Today, Atlanta has emerged as a major national communications and transportation hub, while the state as a whole rises to become an industrail leader while still holding onto its agricultural roots.

Atlanta, Georgia

Atlanta is a lively , thriving city, the capital of Georgia, and a center of commerce and the arts. Many fortune 500 companies have corporate or regional headquarters in Atlanta, and young professionals are moving there in ever increasing numbers.

Many visitors come to Atlanta looking for the Old South stereotypes: white columned mansions surrounded by magnolias and owned by languidly moving, elegantly dressed ladies wearing white gloves and hoop skirts, and speaking in a southern drawl.. What they find is much more cosmopolitan and a lot more interesting, though it is still possible to relax with a glass of lemonade under a peach tree. Atlanta has spent the last 135 years building what has been described as the Capital of the New South and the Next Great International City.

Atlanta is the city of Martin Luther King, Jr., father of one of the country's most important social revolutions, and of Ted Turner, who brought the world a revolution of another sort. The dramatic downtown skyline, with its gleaming skyscrapers, is testimony to Atlanta's inability to sit still, even for a minute. And its role as host for the Centennial Olympic Games in 1996 (it had already hosted Super Bowl XXVIII in 1994 and the Democratic National Convention in 1988) finally convinced the rest of the world that Atlanta is a force to be reckoned with as well as a great place to visit.
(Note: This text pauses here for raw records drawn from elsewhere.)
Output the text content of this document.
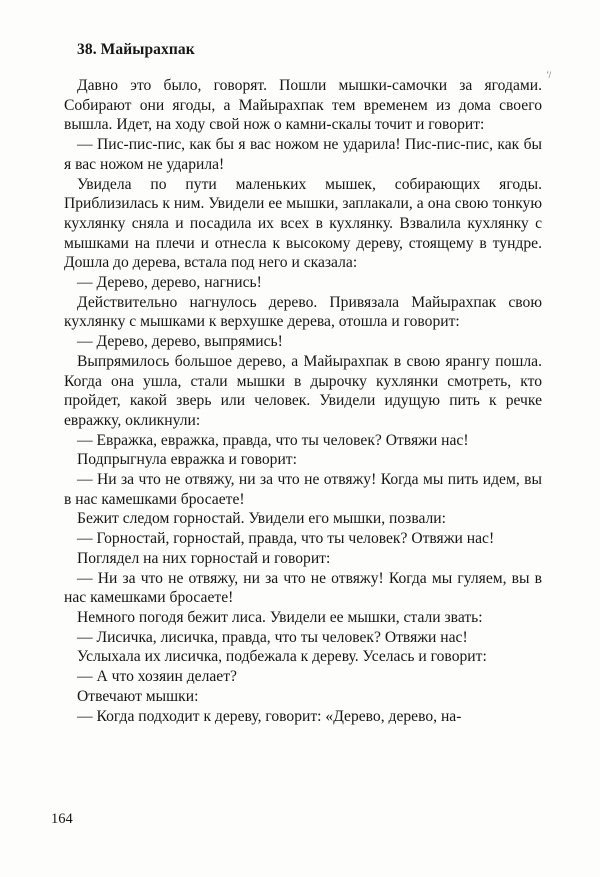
'/
38. Майырахпак

Давно это было, говорят. Пошли мышки-самочки за ягодами. Собирают они ягоды, а Майырахпак тем временем из дома своего вышла. Идет, на ходу свой нож о камни-скалы точит и говорит:

— Пис-пис-пис, как бы я вас ножом не ударила! Пис-пис-пис, как бы я вас ножом не ударила!

Увидела по пути маленьких мышек, собирающих ягоды. Приблизилась к ним. Увидели ее мышки, заплакали, а она свою тонкую кухлянку сняла и посадила их всех в кухлянку. Взвалила кухлянку с мышками на плечи и отнесла к высокому дереву, стоящему в тундре. Дошла до дерева, встала под него и сказала:

— Дерево, дерево, нагнись!

Действительно нагнулось дерево. Привязала Майырахпак свою кухлянку с мышками к верхушке дерева, отошла и говорит:

— Дерево, дерево, выпрямись!

Выпрямилось большое дерево, а Майырахпак в свою ярангу пошла. Когда она ушла, стали мышки в дырочку кухлянки смотреть, кто пройдет, какой зверь или человек. Увидели идущую пить к речке евражку, окликнули:

— Евражка, евражка, правда, что ты человек? Отвяжи нас!

Подпрыгнула евражка и говорит:

— Ни за что не отвяжу, ни за что не отвяжу! Когда мы пить идем, вы в нас камешками бросаете!

Бежит следом горностай. Увидели его мышки, позвали:

— Горностай, горностай, правда, что ты человек? Отвяжи нас!

Поглядел на них горностай и говорит:

— Ни за что не отвяжу, ни за что не отвяжу! Когда мы гуляем, вы в нас камешками бросаете!

Немного погодя бежит лиса. Увидели ее мышки, стали звать:

— Лисичка, лисичка, правда, что ты человек? Отвяжи нас!

Услыхала их лисичка, подбежала к дереву. Уселась и говорит:

— А что хозяин делает?

Отвечают мышки:

— Когда подходит к дереву, говорит: «Дерево, дерево, на-

164
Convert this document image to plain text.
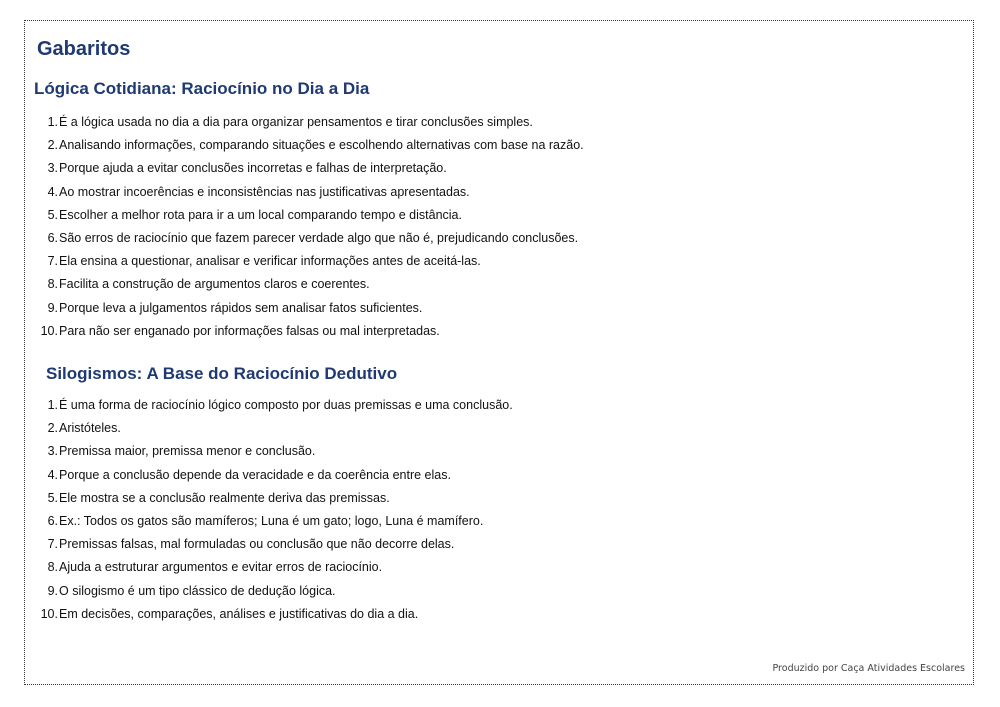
Gabaritos
Lógica Cotidiana: Raciocínio no Dia a Dia
1. É a lógica usada no dia a dia para organizar pensamentos e tirar conclusões simples.
2. Analisando informações, comparando situações e escolhendo alternativas com base na razão.
3. Porque ajuda a evitar conclusões incorretas e falhas de interpretação.
4. Ao mostrar incoerências e inconsistências nas justificativas apresentadas.
5. Escolher a melhor rota para ir a um local comparando tempo e distância.
6. São erros de raciocínio que fazem parecer verdade algo que não é, prejudicando conclusões.
7. Ela ensina a questionar, analisar e verificar informações antes de aceitá-las.
8. Facilita a construção de argumentos claros e coerentes.
9. Porque leva a julgamentos rápidos sem analisar fatos suficientes.
10. Para não ser enganado por informações falsas ou mal interpretadas.
Silogismos: A Base do Raciocínio Dedutivo
1. É uma forma de raciocínio lógico composto por duas premissas e uma conclusão.
2. Aristóteles.
3. Premissa maior, premissa menor e conclusão.
4. Porque a conclusão depende da veracidade e da coerência entre elas.
5. Ele mostra se a conclusão realmente deriva das premissas.
6. Ex.: Todos os gatos são mamíferos; Luna é um gato; logo, Luna é mamífero.
7. Premissas falsas, mal formuladas ou conclusão que não decorre delas.
8. Ajuda a estruturar argumentos e evitar erros de raciocínio.
9. O silogismo é um tipo clássico de dedução lógica.
10. Em decisões, comparações, análises e justificativas do dia a dia.
Produzido por Caça Atividades Escolares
Consistently ranked as one of the best cities in the world in which to do business, Atlanta is headquarters for hundreds of corporations, including Coca-Cola, Delta Air Lines, UPS, Holiday Inn, Georgia-Pacific, Home Depot, and BellSouth and Cox Communications. A major convention city and a crossroads where three interstate highways converge, it's home to the country's second busiest airport and is the shopping capital of the Southeast. Although the city limits are only 131 square miles, the metro area is vast and sprawling. With 3.5 million in population and still counting, there seems to be no limit to its growth.

There are major art, science, nature, and archaeology museums, a vibrant theater community, an outstanding symphony, a well-regarded ballet company, opera, blues, jazz, Broadway musicals, a presidential library, Confederate and African-American heritage sites, and dozens of art galleries.
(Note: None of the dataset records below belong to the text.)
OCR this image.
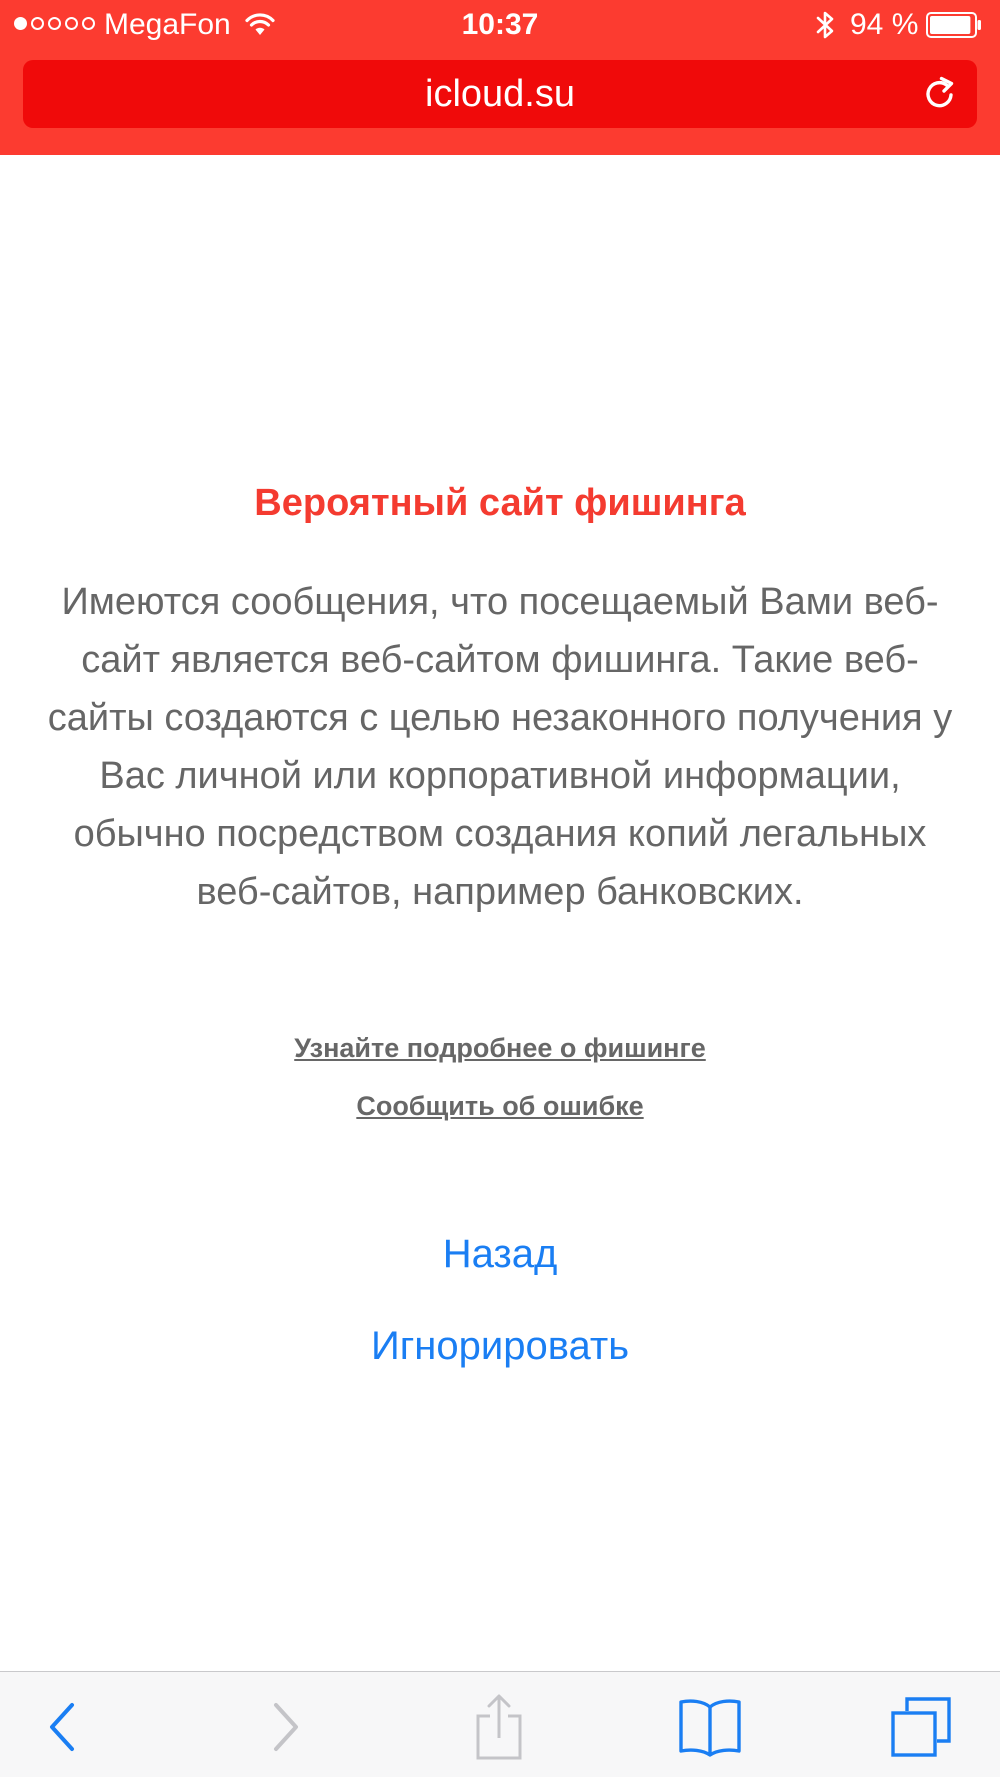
MegaFon	10:37	94 %
icloud.su
Вероятный сайт фишинга

Имеются сообщения, что посещаемый Вами веб-сайт является веб-сайтом фишинга. Такие веб-сайты создаются с целью незаконного получения у Вас личной или корпоративной информации, обычно посредством создания копий легальных веб-сайтов, например банковских.

Узнайте подробнее о фишинге
Сообщить об ошибке
Назад
Игнорировать
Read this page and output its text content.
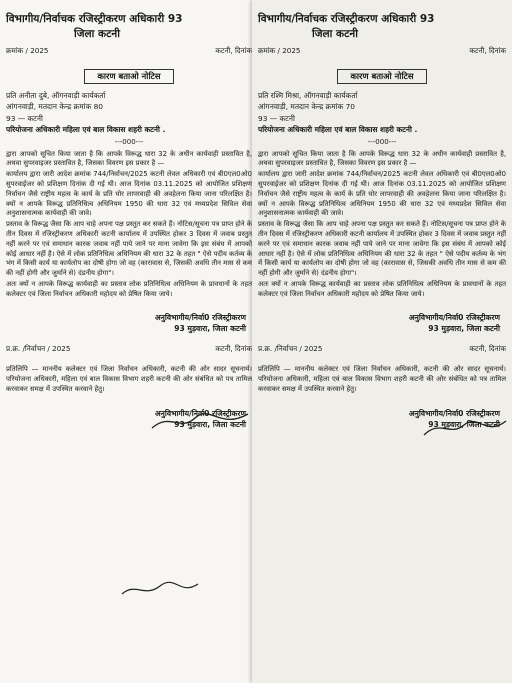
विभागीय/निर्वाचक रजिस्ट्रीकरण अधिकारी 93
जिला कटनी
क्रमांक / 2025	कटनी, दिनांक
कारण बताओ नोटिस
प्रति अनीता दुबे, ऑगनवाड़ी कार्यकर्ता
आंगनवाड़ी, मतदान केन्द्र क्रमांक 80
93 — कटनी
परियोजना अधिकारी महिला एवं बाल विकास शहरी कटनी .
---000---

द्वारा आपको सूचित किया जाता है कि आपके विरूद्ध धारा 32 के अधीन कार्यवाही प्रस्तावित है, अथवा सुपरवाइजर प्रस्तावित है, जिसका विवरण इस प्रकार है —

कार्यालय द्वारा जारी आदेश क्रमांक 744/निर्वाचन/2025 कटनी लेवल अधिकारी एवं बी0एल0ओ0 सुपरवाईजर को प्रशिक्षण दिनांक दी गई थी। आज दिनांक 03.11.2025 को आयोजित प्रशिक्षण निर्वाचन जैसे राष्ट्रीय महत्व के कार्य के प्रति घोर लापरवाही की अवहेलना किया जाना परिलक्षित है। क्यों न आपके विरूद्ध प्रतिनिधित्व अधिनियम 1950 की धारा 32 एवं मध्यप्रदेश सिविल सेवा अनुशासनात्मक कार्यवाही की जावे।

प्रस्ताव के विरूद्ध जैसा कि आप चाहे अपना पक्ष प्रस्तुत कर सकते हैं। नोटिस/सूचना पत्र प्राप्त होने के तीन दिवस में रजिस्ट्रीकरण अधिकारी कटनी कार्यालय में उपस्थित होकर 3 दिवस में जवाब प्रस्तुत नहीं करने पर एवं समाधान कारक जवाब नहीं पाये जाने पर माना जावेगा कि इस संबंध में आपको कोई आधार नहीं है। ऐसे में लोक प्रतिनिधित्व अधिनियम की धारा 32 के तहत " ऐसे पदीय कर्तव्य के भंग में किसी कार्य या कार्यलोप का दोषी होगा जो वह (कारावास से, जिसकी अवधि तीन मास से कम की नहीं होगी और जुर्माने से) दंडनीय होगा"।

अतः क्यों न आपके विरूद्ध कार्यवाही का प्रस्ताव लोक प्रतिनिधित्व अधिनियम के प्रावधानों के तहत कलेक्टर एवं जिला निर्वाचन अधिकारी महोदय को प्रेषित किया जाये।

अनुविभागीय/निर्वा0 रजिस्ट्रीकरण
93 मुड़वारा, जिला कटनी
प्र.क्र. /निर्वाचन / 2025	कटनी, दिनांक
प्रतिलिपि — माननीय कलेक्टर एवं जिला निर्वाचन अधिकारी, कटनी की ओर सादर सूचनार्थ। परियोजना अधिकारी, महिला एवं बाल विकास विभाग शहरी कटनी की ओर संबंधित को पत्र तामिल करवाकर समक्ष में उपस्थित करवाने हेतु।
अनुविभागीय/निर्वा0 रजिस्ट्रीकरण
93 मुड़वारा, जिला कटनी
विभागीय/निर्वाचक रजिस्ट्रीकरण अधिकारी 93
जिला कटनी
क्रमांक / 2025	कटनी, दिनांक
कारण बताओ नोटिस
प्रति रश्मि मिश्रा, ऑगनवाड़ी कार्यकर्ता
आंगनवाड़ी, मतदान केन्द्र क्रमांक 70
93 — कटनी
परियोजना अधिकारी महिला एवं बाल विकास शहरी कटनी .
---000---

द्वारा आपको सूचित किया जाता है कि आपके विरूद्ध धारा 32 के अधीन कार्यवाही प्रस्तावित है, अथवा सुपरवाइजर प्रस्तावित है, जिसका विवरण इस प्रकार है —

कार्यालय द्वारा जारी आदेश क्रमांक 744/निर्वाचन/2025 कटनी लेवल अधिकारी एवं बी0एल0ओ0 सुपरवाईजर को प्रशिक्षण दिनांक दी गई थी। आज दिनांक 03.11.2025 को आयोजित प्रशिक्षण निर्वाचन जैसे राष्ट्रीय महत्व के कार्य के प्रति घोर लापरवाही की अवहेलना किया जाना परिलक्षित है। क्यों न आपके विरूद्ध प्रतिनिधित्व अधिनियम 1950 की धारा 32 एवं मध्यप्रदेश सिविल सेवा अनुशासनात्मक कार्यवाही की जावे।

प्रस्ताव के विरूद्ध जैसा कि आप चाहे अपना पक्ष प्रस्तुत कर सकते हैं। नोटिस/सूचना पत्र प्राप्त होने के तीन दिवस में रजिस्ट्रीकरण अधिकारी कटनी कार्यालय में उपस्थित होकर 3 दिवस में जवाब प्रस्तुत नहीं करने पर एवं समाधान कारक जवाब नहीं पाये जाने पर माना जावेगा कि इस संबंध में आपको कोई आधार नहीं है। ऐसे में लोक प्रतिनिधित्व अधिनियम की धारा 32 के तहत " ऐसे पदीय कर्तव्य के भंग में किसी कार्य या कार्यलोप का दोषी होगा जो वह (कारावास से, जिसकी अवधि तीन मास से कम की नहीं होगी और जुर्माने से) दंडनीय होगा"।

अतः क्यों न आपके विरूद्ध कार्यवाही का प्रस्ताव लोक प्रतिनिधित्व अधिनियम के प्रावधानों के तहत कलेक्टर एवं जिला निर्वाचन अधिकारी महोदय को प्रेषित किया जाये।

अनुविभागीय/निर्वा0 रजिस्ट्रीकरण
93 मुड़वारा, जिला कटनी
प्र.क्र. /निर्वाचन / 2025	कटनी, दिनांक
प्रतिलिपि — माननीय कलेक्टर एवं जिला निर्वाचन अधिकारी, कटनी की ओर सादर सूचनार्थ। परियोजना अधिकारी, महिला एवं बाल विकास विभाग शहरी कटनी की ओर संबंधित को पत्र तामिल करवाकर समक्ष में उपस्थित करवाने हेतु।
अनुविभागीय/निर्वा0 रजिस्ट्रीकरण
93 मुड़वारा, जिला कटनी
Add to that entertainment attractions such as Georgia's Stone Mountain Park, a regional theme park, a botanical garden, and major league sports teams, and you have the ingredients for a family friendly city. The culinary spectrum ranges from grits and biscuits to caviar and sushi. Fried chicken and barbecue are available, but Atlanta also serves up Thai, Ethiopian, and Russian cuisine.
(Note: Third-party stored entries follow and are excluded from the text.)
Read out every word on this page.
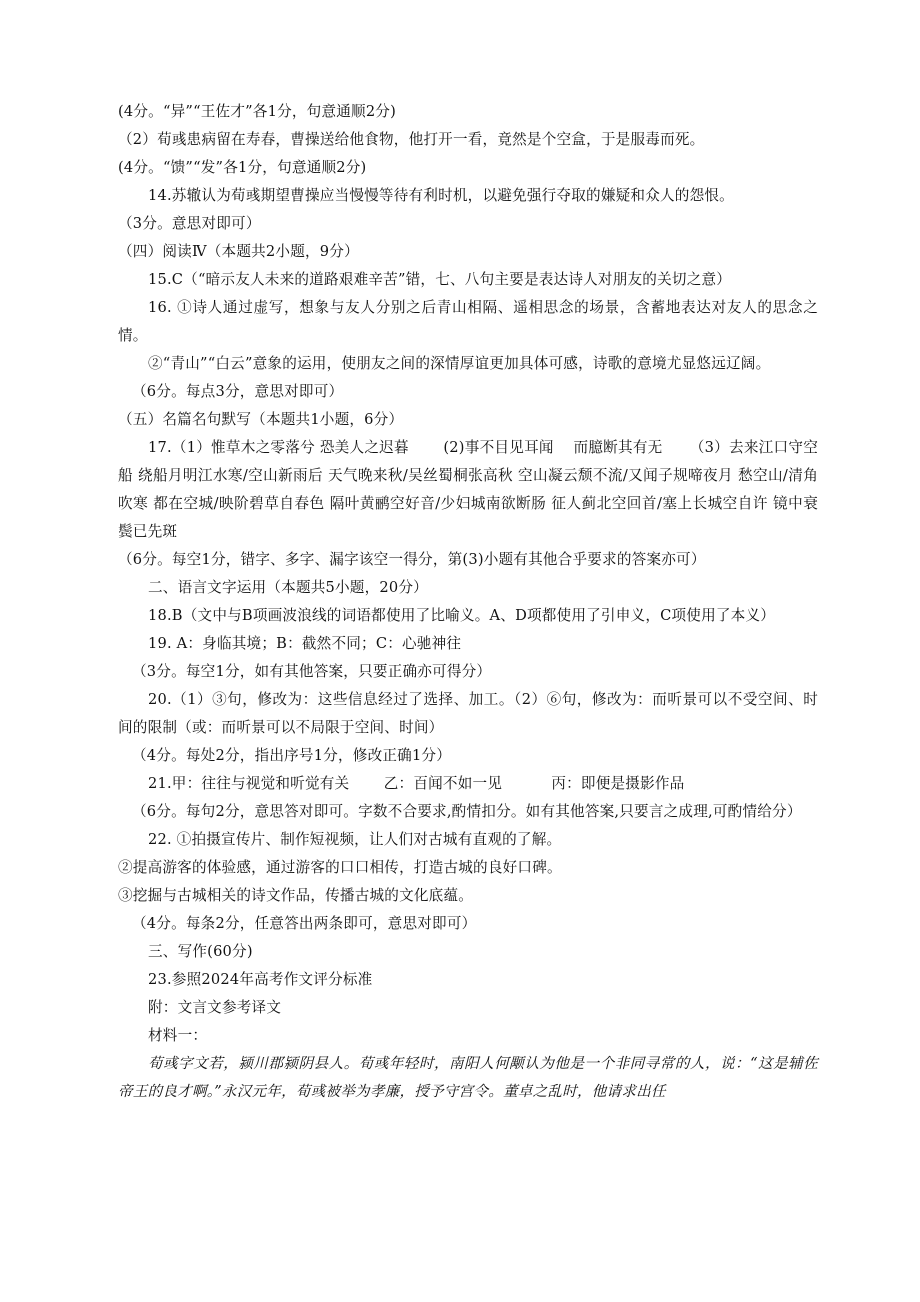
(4分。“异”“王佐才”各1分，句意通顺2分)
（2）荀彧患病留在寿春，曹操送给他食物，他打开一看，竟然是个空盒，于是服毒而死。
(4分。“馈”“发”各1分，句意通顺2分)
14.苏辙认为荀彧期望曹操应当慢慢等待有利时机，以避免强行夺取的嫌疑和众人的怨恨。
（3分。意思对即可）
（四）阅读Ⅳ（本题共2小题，9分）
15.C（“暗示友人未来的道路艰难辛苦”错，七、八句主要是表达诗人对朋友的关切之意）
16. ①诗人通过虚写，想象与友人分别之后青山相隔、遥相思念的场景，含蓄地表达对友人的思念之情。
②“青山”“白云”意象的运用，使朋友之间的深情厚谊更加具体可感，诗歌的意境尤显悠远辽阔。
（6分。每点3分，意思对即可）
（五）名篇名句默写（本题共1小题，6分）
17.（1）惟草木之零落兮 恐美人之迟暮 　　(2)事不目见耳闻 　而臆断其有无 　　（3）去来江口守空船 绕船月明江水寒/空山新雨后 天气晚来秋/吴丝蜀桐张高秋 空山凝云颓不流/又闻子规啼夜月 愁空山/清角吹寒 都在空城/映阶碧草自春色 隔叶黄鹂空好音/少妇城南欲断肠 征人蓟北空回首/塞上长城空自许 镜中衰鬓已先斑
（6分。每空1分，错字、多字、漏字该空一得分，第(3)小题有其他合乎要求的答案亦可）
二、语言文字运用（本题共5小题，20分）
18.B（文中与B项画波浪线的词语都使用了比喻义。A、D项都使用了引申义，C项使用了本义）
19. A：身临其境；B：截然不同；C：心驰神往
（3分。每空1分，如有其他答案，只要正确亦可得分）
20.（1）③句，修改为：这些信息经过了选择、加工。（2）⑥句，修改为：而听景可以不受空间、时间的限制（或：而听景可以不局限于空间、时间）
（4分。每处2分，指出序号1分，修改正确1分）
21.甲：往往与视觉和听觉有关 　　乙：百闻不如一见 　　　丙：即便是摄影作品
（6分。每句2分，意思答对即可。字数不合要求,酌情扣分。如有其他答案,只要言之成理,可酌情给分）
22. ①拍摄宣传片、制作短视频，让人们对古城有直观的了解。
②提高游客的体验感，通过游客的口口相传，打造古城的良好口碑。
③挖掘与古城相关的诗文作品，传播古城的文化底蕴。
（4分。每条2分，任意答出两条即可，意思对即可）
三、写作(60分)
23.参照2024年高考作文评分标准
附：文言文参考译文
材料一：
荀彧字文若，颍川郡颍阴县人。荀彧年轻时，南阳人何颙认为他是一个非同寻常的人，说：“这是辅佐帝王的良才啊。”永汉元年，荀彧被举为孝廉，授予守宫令。董卓之乱时，他请求出任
The 1960's saw the beginning of downtown development with the rise of the million-square-foot Merchandise Mart, designed by an innovative young Atlanta architect named John Portman. It became the nucleus for the nationally renowned Peachtree Center complex. Portman's futuristic design for the downtown Hyatt Regency in 1967 introduced a towering atrium-lobby concept that at the time was considered to be quite revolutionary. Today, Peachtree Center, a 14-city-block "pedestrian village," contains three Portman designed megahotels as well as the Atlanta Market Center, 200,000 square feet of retail space, many restaurants, and six massive office towers. Its various elements are connected by covered walkways and bridges.

MARTA rapid-transit trains began running in 1979, and today most of Atlanta: city center and vast suburbs, is accessible by bus or subway.

In 1980, a revitalized black neighborhood called Sweet Auburn became a National Historic District, its 10 blocks of notable sites including Martin Luther King, Jr.'s boyhood home, the church where he preached, a museum, and the Martin Luther King, Jr., Center for Nonviolent Social Change. It is probably the major black history attraction in the country, and in the last several years, has undergone a major revitalization and restoration.

Media mogul Ted Turner inaugurated CNN in Atlanta in 1980, following with Superstation TBS, Headline News, and TNT. The High Museum of Art opened its doors in 1983. In 1989, Underground Atlanta, a retail/restaurant/entertainment complex with a historical theme, came into being.

The city prepared for the 1996 Olympic Games with new parks, hotels, and sports venues. In the center of downtown is Woodruff Park, which recently underwent a $5 million renovation. The Olympic Village, erected just north of the central business district, now provides housing for Georgia State University students. South of the Olympic Village and stretching to CNN Center is the 21-acre Centennial Olympic Park: a major gathering place during the Olympics, with its dramatic Olympic Ring fountain, lawns, and gardens. Reopened in 1998, it regularly hosts concerts, street festivals and other cultural events and anchors the city's efforts to revitalize commercial and residential development in a once neglected corner of downtown. The Olympic Stadium, the site of the opening and closing ceremonies as well as the track and field events, has been reincarnated as Turner Field, home of the Atlanta Braves baseball team.

Currently the spotlight in Atlanta is not on growth and how to encourage it, but on growth and how to manage it. This has resulted in major improvements in transportation and in restoration of the historic and downtown areas.

Atlanta's arts community has deep roots. The Atlanta Ballet is the oldest Ballet Company in America. Visitors come to Atlanta for a taste of the South and find they have discovered an international flavor. Atlanta's position as the cultural capital of the South affords patrons an array of options. The presence of both traditional and experimental arts organizations means that neither the classics nor avant-garde works are neglected. A typical year's offerings include traditional Shakespeare, symphony and grand opera as well as child and adult-oriented puppet theater, post-modern psychological drama and alternative productions of well-known works.

There are a wide selection of offerings in the visual arts too. Besides the architecturally renowned High Museum of Art, Emory University's Michael C. Carlos Museum and The High Museum of Art Folk Art and Photography Galleries, the city has many private and public galleries that sponsor a variety of artists and styles. Traditional, primitive and modern painting, sculpture, studio crafts, drawing, and photography are part of the wealth of artistic offerings on view at any given time.

Atlanta enjoys four definite seasons. Warm summers and mild winters allow nearly year round golfing, fishing and outdoor living. The Stone Mountain nightly laser show and the park's many recreational opportunities keep millions of visitors coming back. Nightlife is hopping at Buckhead where young sophisticates gather for dancing to great music until 4:00AM. Families keep a lively pace visiting the bounty of fun -filled and educational offerings from the Atlanta zoo to Cyclorama and SciTrek. There is no limit that can be placed on the possibilities of an Atlanta vacation!